How does Monte Carlo analysis work?

bob · Post by **bob** » Mon Jul 21, 2008 5:10 pm

ernest wrote:
bob wrote:[They might think they are measuring changes as small as one Elo with 80K games, but they aren't...
Theoretically, 80K games, with 1/3 draws, gives a standard deviation (SD) of 0.144%, that is (x 7) 1 Elo.
And 2 SD (95% probability) is 2 Elo

If everything else were equal. But playing 80K games in a few hours turns into very small search times. Which turns into a large variance by itself due to timing variances within the operating system and whatever library routines are used to measure intervals of time. Very short games have significant variance when the time itself is so difficult to measure accurately.

I could certainly produce a couple of 80 K game in 1 second matches. And we could analyze the results. The problem is that the Elo statistics will show a very accurate elo for that sample. But two successive samples won't be within +/- 1 Elo of each other...

Uri Blass · Post by **Uri Blass** » Mon Jul 21, 2008 7:03 pm

bob wrote:
ernest wrote:
bob wrote:[They might think they are measuring changes as small as one Elo with 80K games, but they aren't...
Theoretically, 80K games, with 1/3 draws, gives a standard deviation (SD) of 0.144%, that is (x 7) 1 Elo.
And 2 SD (95% probability) is 2 Elo
If everything else were equal. But playing 80K games in a few hours turns into very small search times. Which turns into a large variance by itself due to timing variances within the operating system and whatever library routines are used to measure intervals of time. Very short games have significant variance when the time itself is so difficult to measure accurately.

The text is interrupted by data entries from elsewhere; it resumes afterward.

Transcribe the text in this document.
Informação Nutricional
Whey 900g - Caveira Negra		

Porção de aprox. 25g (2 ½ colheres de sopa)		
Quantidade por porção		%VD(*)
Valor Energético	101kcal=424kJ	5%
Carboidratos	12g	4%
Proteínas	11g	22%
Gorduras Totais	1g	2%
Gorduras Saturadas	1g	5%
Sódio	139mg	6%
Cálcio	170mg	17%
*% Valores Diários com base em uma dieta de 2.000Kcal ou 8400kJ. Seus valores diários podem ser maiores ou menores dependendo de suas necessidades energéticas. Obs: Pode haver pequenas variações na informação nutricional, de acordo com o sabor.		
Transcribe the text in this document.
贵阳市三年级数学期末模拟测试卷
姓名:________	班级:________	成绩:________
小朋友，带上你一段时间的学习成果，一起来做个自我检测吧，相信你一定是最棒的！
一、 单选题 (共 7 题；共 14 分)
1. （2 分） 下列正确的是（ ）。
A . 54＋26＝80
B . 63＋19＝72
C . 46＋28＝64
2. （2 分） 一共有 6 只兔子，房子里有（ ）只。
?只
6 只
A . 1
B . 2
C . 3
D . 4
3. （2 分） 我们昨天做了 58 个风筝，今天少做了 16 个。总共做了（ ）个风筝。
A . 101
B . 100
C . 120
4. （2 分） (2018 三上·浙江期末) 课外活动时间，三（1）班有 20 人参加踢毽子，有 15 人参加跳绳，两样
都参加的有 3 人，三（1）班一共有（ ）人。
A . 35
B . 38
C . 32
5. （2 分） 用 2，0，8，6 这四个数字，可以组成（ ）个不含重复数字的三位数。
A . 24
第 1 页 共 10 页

I could certainly produce a couple of 80 K game in 1 second matches. And we could analyze the results. The problem is that the Elo statistics will show a very accurate elo for that sample. But two successive samples won't be within +/- 1 Elo of each other...

I expect 2 succesive samples to be within +-1 elo of each other.

If there is a problem with times with the operating system then the engines may use the number of nodes that they search to get an estimate for the time.

The only problem is that the 1 elo is only correct for very fast time control
and may be not correct for slower time control.

Note that I have no practical idea to do something better and I believe that in most of the cases improvement in fast time control is also improvement in slower time control.

Uri

hgm · Post by **hgm** » Mon Jul 21, 2008 7:19 pm

Indeed, they will obey usual statistics. The timing uncertainties might affect the winning probability, but they will do so in the same way in both 80K runs. They just become part of the proces under study.

bob · Post by **bob** » Mon Jul 21, 2008 8:27 pm

Uri Blass wrote:
bob wrote:
ernest wrote:
bob wrote:[They might think they are measuring changes as small as one Elo with 80K games, but they aren't...
Theoretically, 80K games, with 1/3 draws, gives a standard deviation (SD) of 0.144%, that is (x 7) 1 Elo.
And 2 SD (95% probability) is 2 Elo
If everything else were equal. But playing 80K games in a few hours turns into very small search times. Which turns into a large variance by itself due to timing variances within the operating system and whatever library routines are used to measure intervals of time. Very short games have significant variance when the time itself is so difficult to measure accurately.

I could certainly produce a couple of 80 K game in 1 second matches. And we could analyze the results. The problem is that the Elo statistics will show a very accurate elo for that sample. But two successive samples won't be within +/- 1 Elo of each other...
I expect 2 succesive samples to be within +-1 elo of each other.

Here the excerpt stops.